Attorneys are trained to understand both sides of a dispute, regardless of which side they represent. When I listen to one polarized faction in a fire department talk about the other faction and then listen to the other side, a common denominator consistent from jurisdiction to jurisdiction is that each side villainizes the other. The firefighters villainize the chief. The chief villainizes the firefighters. Each side seems to relish the opportunity to further villainize the other with some new fact that shows just how horrible “they” are. Perhaps it is part of human nature, but having witnessed first-hand the dynamic play itself out in hundreds of departments, the scope of the problem is alarming.
Mark Gerzon’s book, Leading Through Conflict, does an excellent job of explaining the polarization process and its implications for organizational survival and progress. To be honest, solving the polarization problem is perhaps beyond our capability, but recognizing that it exists and dealing with the palpable consequences is something that anyone who cares about the fire service needs to be aware of.

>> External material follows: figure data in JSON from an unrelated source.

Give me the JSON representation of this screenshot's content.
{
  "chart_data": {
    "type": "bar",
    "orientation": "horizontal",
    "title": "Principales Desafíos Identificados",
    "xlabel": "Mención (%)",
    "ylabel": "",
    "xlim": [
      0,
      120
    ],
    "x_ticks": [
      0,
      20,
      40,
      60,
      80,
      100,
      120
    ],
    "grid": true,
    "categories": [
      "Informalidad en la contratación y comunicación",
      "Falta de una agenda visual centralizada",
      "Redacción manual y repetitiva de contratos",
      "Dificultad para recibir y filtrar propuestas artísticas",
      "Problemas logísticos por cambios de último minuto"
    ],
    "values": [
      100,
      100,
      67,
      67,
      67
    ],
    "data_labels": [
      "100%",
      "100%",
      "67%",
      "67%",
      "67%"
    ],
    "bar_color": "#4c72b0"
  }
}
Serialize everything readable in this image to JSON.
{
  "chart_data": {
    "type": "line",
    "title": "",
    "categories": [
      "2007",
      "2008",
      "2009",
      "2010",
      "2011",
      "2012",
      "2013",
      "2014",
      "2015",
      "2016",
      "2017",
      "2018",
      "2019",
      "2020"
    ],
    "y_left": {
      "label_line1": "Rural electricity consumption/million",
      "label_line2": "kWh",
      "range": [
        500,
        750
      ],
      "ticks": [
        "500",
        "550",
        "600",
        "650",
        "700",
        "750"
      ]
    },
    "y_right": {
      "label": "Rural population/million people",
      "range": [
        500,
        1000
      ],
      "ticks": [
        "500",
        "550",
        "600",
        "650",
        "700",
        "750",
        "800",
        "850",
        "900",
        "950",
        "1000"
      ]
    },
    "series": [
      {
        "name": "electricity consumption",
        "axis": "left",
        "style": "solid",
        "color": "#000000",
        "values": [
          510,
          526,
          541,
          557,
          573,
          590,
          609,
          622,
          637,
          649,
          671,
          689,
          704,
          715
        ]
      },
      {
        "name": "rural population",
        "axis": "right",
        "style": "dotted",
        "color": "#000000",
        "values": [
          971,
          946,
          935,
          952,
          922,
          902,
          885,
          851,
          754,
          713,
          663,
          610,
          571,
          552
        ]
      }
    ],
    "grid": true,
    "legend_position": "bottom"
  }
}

As we have discussed, firefighters by and large are good, honest and sincere people. We care deeply about the citizens and taxpayers in ways that go beyond mere words and token actions. We are our brother’s keeper and the level of our commitment is measurable in our deeds. Noble, courageous, risking our lives for folks we do not even know, firefighters are in a role that is in some ways analogous to that of Robin Hood and his Merry Men.
In the polarized state of the fire service, opposing the firefighters are the fire chief and the city administration. Both are often demonized as being unethical and immoral, willing to compromise firefighter safety and civilian lives for the sake of a few pieces of gold. It should be no surprise then that the chief and the city administration can easily be cast into the roles of the Sheriff of Nottingham and Evil Prince John.
To be clear, the “Robin Hood syndrome” is a convenient metaphor to explore challenges facing the fire service. It is not consciously considered by any of the parties. Far from it; it is a fictional construct. Nevertheless, like Robin Hood, firefighters tend to view themselves as holding the moral high ground in a noble struggle against an enemy who seems to care little for the welfare of the average person.
Given the widespread polarization that exists in the fire service, how can anyone expect to successfully manage a fire department, let alone successfully manage a fire department’s reputation? What are the long-term consequences to a fire service that is polarized?